I can't scale-up my server groups anymore, even after "downgrading" to the previous driver version , 3.11.0. I tried several versions, all with the same error.

JonasProgrammer commented 11 months ago

Thinking about it a little more, it could be due to how the default image was implemented in older driver versions and recent updates to the default image name. Can you try whether the current pre-release works for you?

If that does not help either, could you somehow export whatever configuration Rancher is storing (obviously stripping anything token-esque) and a full call log? I'm not familiar with Rancher though, so I cannot really assist here.

smirnov-mi commented 11 months ago

While trying to fix my cluster and my rancher, I ruined the rancher 🥇 Maybe because it's like 4 years old and has been upgraded 20 times, from v 2.4.x up to the the current 2.7.9

So I started the all-new rancher and driver v5.0.1 works fine incl. installing, upscaling, downscaling and deleting(auto-installing a new) nodes.

I don't have any errors now, so I won't be able to verify the 5.0.2+beta version to 100% in regard to this issue :-(

Would you mind to give the 5.0.2+beta some conventional name (maybe without the "+"), rancher can not import the driver using that address above. Then I could at least test the standard functionality.

JonasProgrammer commented 11 months ago

Sorry to hear that, I was unable to act faster as I had some other errands to take care of :/

The proposed 5.0.2 just makes the flag detection logic more lenient.

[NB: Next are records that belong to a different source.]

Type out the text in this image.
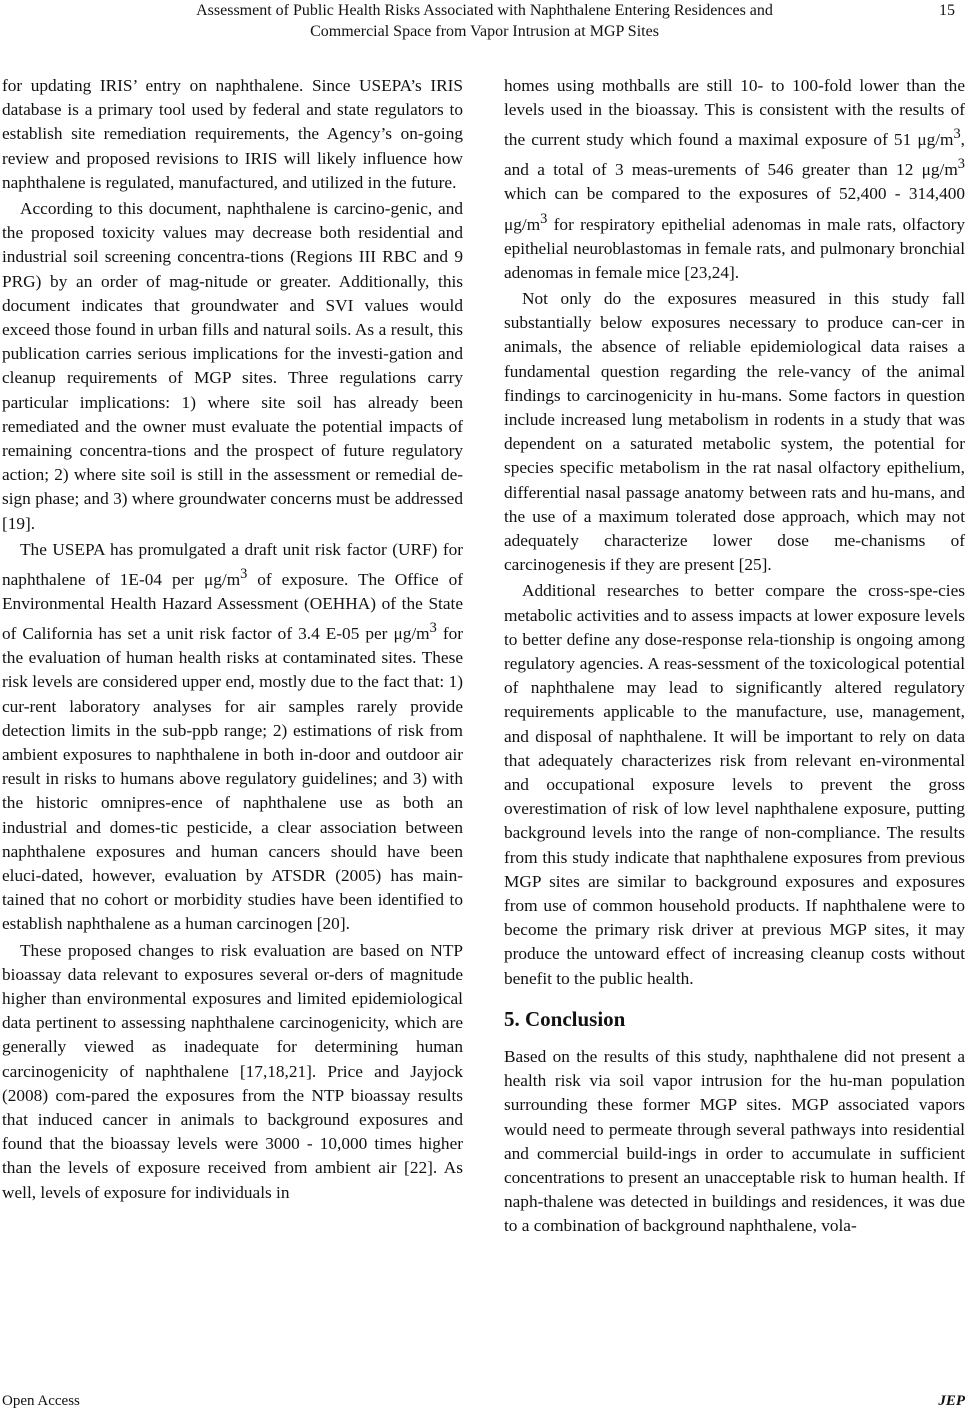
Assessment of Public Health Risks Associated with Naphthalene Entering Residences and
Commercial Space from Vapor Intrusion at MGP Sites
15

for updating IRIS’ entry on naphthalene. Since USEPA’s IRIS database is a primary tool used by federal and state regulators to establish site remediation requirements, the Agency’s on-going review and proposed revisions to IRIS will likely influence how naphthalene is regulated, manufactured, and utilized in the future.

According to this document, naphthalene is carcino-genic, and the proposed toxicity values may decrease both residential and industrial soil screening concentra-tions (Regions III RBC and 9 PRG) by an order of mag-nitude or greater. Additionally, this document indicates that groundwater and SVI values would exceed those found in urban fills and natural soils. As a result, this publication carries serious implications for the investi-gation and cleanup requirements of MGP sites. Three regulations carry particular implications: 1) where site soil has already been remediated and the owner must evaluate the potential impacts of remaining concentra-tions and the prospect of future regulatory action; 2) where site soil is still in the assessment or remedial de-sign phase; and 3) where groundwater concerns must be addressed [19].

The USEPA has promulgated a draft unit risk factor (URF) for naphthalene of 1E-04 per $\mu g/m^3$ of exposure. The Office of Environmental Health Hazard Assessment (OEHHA) of the State of California has set a unit risk factor of 3.4 E-05 per $\mu g/m^3$ for the evaluation of human health risks at contaminated sites. These risk levels are considered upper end, mostly due to the fact that: 1) cur-rent laboratory analyses for air samples rarely provide detection limits in the sub-ppb range; 2) estimations of risk from ambient exposures to naphthalene in both in-door and outdoor air result in risks to humans above regulatory guidelines; and 3) with the historic omnipres-ence of naphthalene use as both an industrial and domes-tic pesticide, a clear association between naphthalene exposures and human cancers should have been eluci-dated, however, evaluation by ATSDR (2005) has main-tained that no cohort or morbidity studies have been identified to establish naphthalene as a human carcinogen [20].

These proposed changes to risk evaluation are based on NTP bioassay data relevant to exposures several or-ders of magnitude higher than environmental exposures and limited epidemiological data pertinent to assessing naphthalene carcinogenicity, which are generally viewed as inadequate for determining human carcinogenicity of naphthalene [17,18,21]. Price and Jayjock (2008) com-pared the exposures from the NTP bioassay results that induced cancer in animals to background exposures and found that the bioassay levels were 3000 - 10,000 times higher than the levels of exposure received from ambient air [22]. As well, levels of exposure for individuals in

homes using mothballs are still 10- to 100-fold lower than the levels used in the bioassay. This is consistent with the results of the current study which found a maximal exposure of 51 $\mu g/m^3$, and a total of 3 meas-urements of 546 greater than 12 $\mu g/m^3$ which can be compared to the exposures of 52,400 - 314,400 $\mu g/m^3$ for respiratory epithelial adenomas in male rats, olfactory epithelial neuroblastomas in female rats, and pulmonary bronchial adenomas in female mice [23,24].

Not only do the exposures measured in this study fall substantially below exposures necessary to produce can-cer in animals, the absence of reliable epidemiological data raises a fundamental question regarding the rele-vancy of the animal findings to carcinogenicity in hu-mans. Some factors in question include increased lung metabolism in rodents in a study that was dependent on a saturated metabolic system, the potential for species specific metabolism in the rat nasal olfactory epithelium, differential nasal passage anatomy between rats and hu-mans, and the use of a maximum tolerated dose approach, which may not adequately characterize lower dose me-chanisms of carcinogenesis if they are present [25].

Additional researches to better compare the cross-spe-cies metabolic activities and to assess impacts at lower exposure levels to better define any dose-response rela-tionship is ongoing among regulatory agencies. A reas-sessment of the toxicological potential of naphthalene may lead to significantly altered regulatory requirements applicable to the manufacture, use, management, and disposal of naphthalene. It will be important to rely on data that adequately characterizes risk from relevant en-vironmental and occupational exposure levels to prevent the gross overestimation of risk of low level naphthalene exposure, putting background levels into the range of non-compliance. The results from this study indicate that naphthalene exposures from previous MGP sites are similar to background exposures and exposures from use of common household products. If naphthalene were to become the primary risk driver at previous MGP sites, it may produce the untoward effect of increasing cleanup costs without benefit to the public health.

5. Conclusion

Based on the results of this study, naphthalene did not present a health risk via soil vapor intrusion for the hu-man population surrounding these former MGP sites. MGP associated vapors would need to permeate through several pathways into residential and commercial build-ings in order to accumulate in sufficient concentrations to present an unacceptable risk to human health. If naph-thalene was detected in buildings and residences, it was due to a combination of background naphthalene, vola-

Open Access	JEP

As a little background: old driver versions implemented the default image by default-initializing it, even when no --hetzner-image flag was passed, there was already an image name present (and an ID just takes precedence if given). So especially given your timescale of four years, it is very plausible the configuration actually contained something like {"Image": "ubuntu-18.04", "ImageID": 1234"}. Newer driver versions leave the image empty and just fallback to the default during lookup -- so this is no longer the case. However, to allow an existing machine configuration to still work, there is an escape hatch: the flag validation will fail only if both id and name are given and the name is not the default image. 5.0.2 attempted to correct this oversight by including all default image names down to the original Debian 9.

If your problem is solved, I would refrain from releasing 5.0.2 for now and delete the pre-release; it was just supposed for testing. I will put the lenient changes in a later release eventually.

smirnov-mi commented 11 months ago

Not critical at all. Thanks for your support!